Choose a brand mission that is authentic to your brand. Mazei advises brands to stand for what is authentic to the core of their brand and the reason it exists. After all, you’ll be able to move forward with a mission that aligns with the organization as a whole.
An example of choosing a mission that just makes sense in the context of the company comes from Aetna, a health insurance company. Last year, Aetna launched a new brand platform called “You don’t join us, we join you.” As part of their brand mindset, Aetna started listening to social media conversations and responded with posts around mental health and self-care.
Now’s the Time
Socially driven brands will ultimately be more successful.

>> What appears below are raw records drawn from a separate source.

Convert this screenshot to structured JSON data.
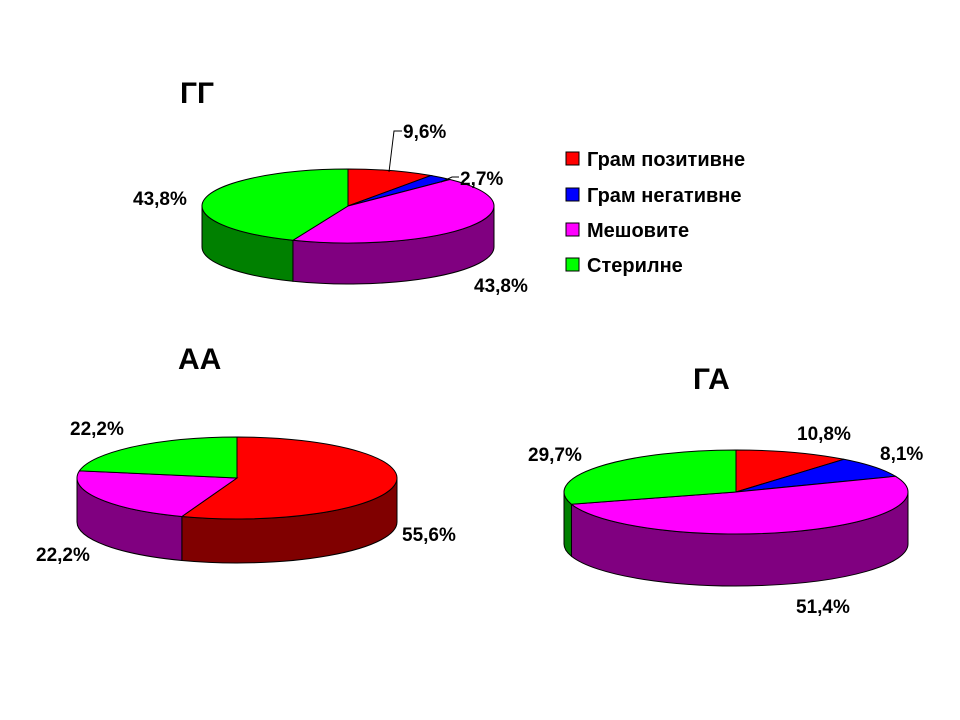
{
  "chart_data": [
    {
      "type": "pie",
      "title": "ГГ",
      "series": [
        {
          "name": "Грам позитивне",
          "value": 9.6,
          "label": "9,6%"
        },
        {
          "name": "Грам негативне",
          "value": 2.7,
          "label": "2,7%"
        },
        {
          "name": "Мешовите",
          "value": 43.8,
          "label": "43,8%"
        },
        {
          "name": "Стерилне",
          "value": 43.8,
          "label": "43,8%"
        }
      ]
    },
    {
      "type": "pie",
      "title": "АА",
      "series": [
        {
          "name": "Грам позитивне",
          "value": 55.6,
          "label": "55,6%"
        },
        {
          "name": "Мешовите",
          "value": 22.2,
          "label": "22,2%"
        },
        {
          "name": "Стерилне",
          "value": 22.2,
          "label": "22,2%"
        }
      ]
    },
    {
      "type": "pie",
      "title": "ГА",
      "series": [
        {
          "name": "Грам позитивне",
          "value": 10.8,
          "label": "10,8%"
        },
        {
          "name": "Грам негативне",
          "value": 8.1,
          "label": "8,1%"
        },
        {
          "name": "Мешовите",
          "value": 51.4,
          "label": "51,4%"
        },
        {
          "name": "Стерилне",
          "value": 29.7,
          "label": "29,7%"
        }
      ]
    }
  ],
  "legend": {
    "placement": "right of ГГ chart",
    "items": [
      {
        "name": "Грам позитивне",
        "color": "#ff0000",
        "side_color": "#800000"
      },
      {
        "name": "Грам негативне",
        "color": "#0000ff",
        "side_color": "#000080"
      },
      {
        "name": "Мешовите",
        "color": "#ff00ff",
        "side_color": "#800080"
      },
      {
        "name": "Стерилне",
        "color": "#00ff00",
        "side_color": "#008000"
      }
    ]
  }
}
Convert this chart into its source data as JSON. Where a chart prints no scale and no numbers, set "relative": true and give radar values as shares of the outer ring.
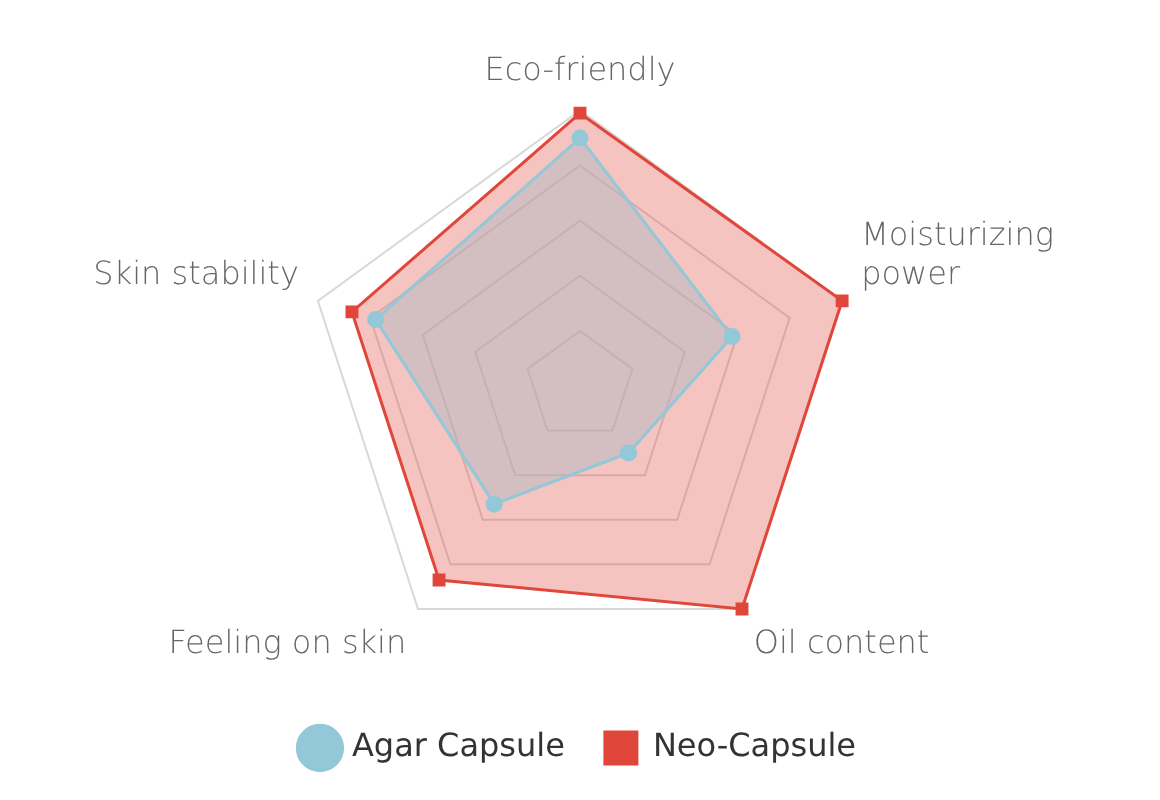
{
  "chart_data": {
    "type": "radar",
    "relative": true,
    "grid": true,
    "legend": "bottom",
    "categories": [
      "Eco-friendly",
      "Moisturizing power",
      "Oil content",
      "Feeling on skin",
      "Skin stability"
    ],
    "series": [
      {
        "name": "Agar Capsule",
        "color": "#92c8d8",
        "marker": "circle",
        "values": [
          0.9,
          0.58,
          0.3,
          0.53,
          0.78
        ]
      },
      {
        "name": "Neo-Capsule",
        "color": "#e0463a",
        "marker": "square",
        "values": [
          0.99,
          1,
          1,
          0.87,
          0.87
        ]
      }
    ]
  }
}
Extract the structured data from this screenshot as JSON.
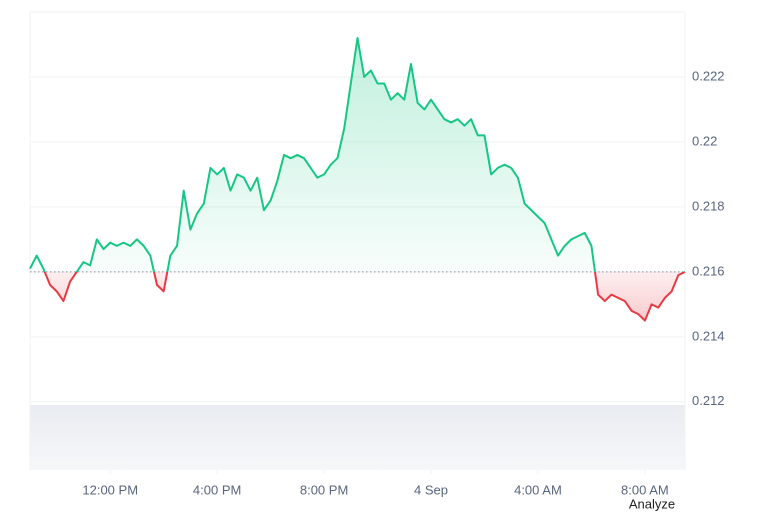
{
  "chart_data": {
    "type": "line",
    "x": [
      -3,
      -2.75,
      -2.5,
      -2.25,
      -2,
      -1.75,
      -1.5,
      -1.25,
      -1,
      -0.75,
      -0.5,
      -0.25,
      0,
      0.25,
      0.5,
      0.75,
      1,
      1.25,
      1.5,
      1.75,
      2,
      2.25,
      2.5,
      2.75,
      3,
      3.25,
      3.5,
      3.75,
      4,
      4.25,
      4.5,
      4.75,
      5,
      5.25,
      5.5,
      5.75,
      6,
      6.25,
      6.5,
      6.75,
      7,
      7.25,
      7.5,
      7.75,
      8,
      8.25,
      8.5,
      8.75,
      9,
      9.25,
      9.5,
      9.75,
      10,
      10.25,
      10.5,
      10.75,
      11,
      11.25,
      11.5,
      11.75,
      12,
      12.25,
      12.5,
      12.75,
      13,
      13.25,
      13.5,
      13.75,
      14,
      14.25,
      14.5,
      14.75,
      15,
      15.25,
      15.5,
      15.75,
      16,
      16.25,
      16.5,
      16.75,
      17,
      17.25,
      17.5,
      17.75,
      18,
      18.25,
      18.5,
      18.75,
      19,
      19.25,
      19.5,
      19.75,
      20,
      20.25,
      20.5,
      20.75,
      21,
      21.25,
      21.5
    ],
    "values": [
      0.2161,
      0.2165,
      0.2161,
      0.2156,
      0.2154,
      0.2151,
      0.2157,
      0.216,
      0.2163,
      0.2162,
      0.217,
      0.2167,
      0.2169,
      0.2168,
      0.2169,
      0.2168,
      0.217,
      0.2168,
      0.2165,
      0.2156,
      0.2154,
      0.2165,
      0.2168,
      0.2185,
      0.2173,
      0.2178,
      0.2181,
      0.2192,
      0.219,
      0.2192,
      0.2185,
      0.219,
      0.2189,
      0.2185,
      0.2189,
      0.2179,
      0.2182,
      0.2188,
      0.2196,
      0.2195,
      0.2196,
      0.2195,
      0.2192,
      0.2189,
      0.219,
      0.2193,
      0.2195,
      0.2204,
      0.2218,
      0.2232,
      0.222,
      0.2222,
      0.2218,
      0.2218,
      0.2213,
      0.2215,
      0.2213,
      0.2224,
      0.2212,
      0.221,
      0.2213,
      0.221,
      0.2207,
      0.2206,
      0.2207,
      0.2205,
      0.2207,
      0.2202,
      0.2202,
      0.219,
      0.2192,
      0.2193,
      0.2192,
      0.2189,
      0.2181,
      0.2179,
      0.2177,
      0.2175,
      0.217,
      0.2165,
      0.2168,
      0.217,
      0.2171,
      0.2172,
      0.2168,
      0.2153,
      0.2151,
      0.2153,
      0.2152,
      0.2151,
      0.2148,
      0.2147,
      0.2145,
      0.215,
      0.2149,
      0.2152,
      0.2154,
      0.2159,
      0.216
    ],
    "baseline": 0.216,
    "up_color": "#16c784",
    "down_color": "#ea3943",
    "xlim": [
      -3,
      21.5
    ],
    "xticks": [
      {
        "value": 0,
        "label": "12:00 PM"
      },
      {
        "value": 4,
        "label": "4:00 PM"
      },
      {
        "value": 8,
        "label": "8:00 PM"
      },
      {
        "value": 12,
        "label": "4 Sep"
      },
      {
        "value": 16,
        "label": "4:00 AM"
      },
      {
        "value": 20,
        "label": "8:00 AM"
      }
    ],
    "ylim": [
      0.2099,
      0.224
    ],
    "yticks": [
      0.212,
      0.214,
      0.216,
      0.218,
      0.22,
      0.222
    ],
    "grid": true
  },
  "analyze_button": "Analyze"
}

Casey DePalma, Director of Digital Engagement and PR at Unilever, elucidated the need for brands to find their meaning: “At the end of the day, we know that socially conscious, socially driven, or purpose driven brands grow faster than brands that aren’t.
We’re not doing things just because they’re nice to do or we think they’re the right thing to do. It’s good for people and it’s good for business so the impact has to come through the fact that we’re actually selling a product.”
During the holidays this year, many individuals will be taking more time than usual to contemplate the year and what mindset and goals they’d like to bring into the new year. Why wouldn’t your brand do the same?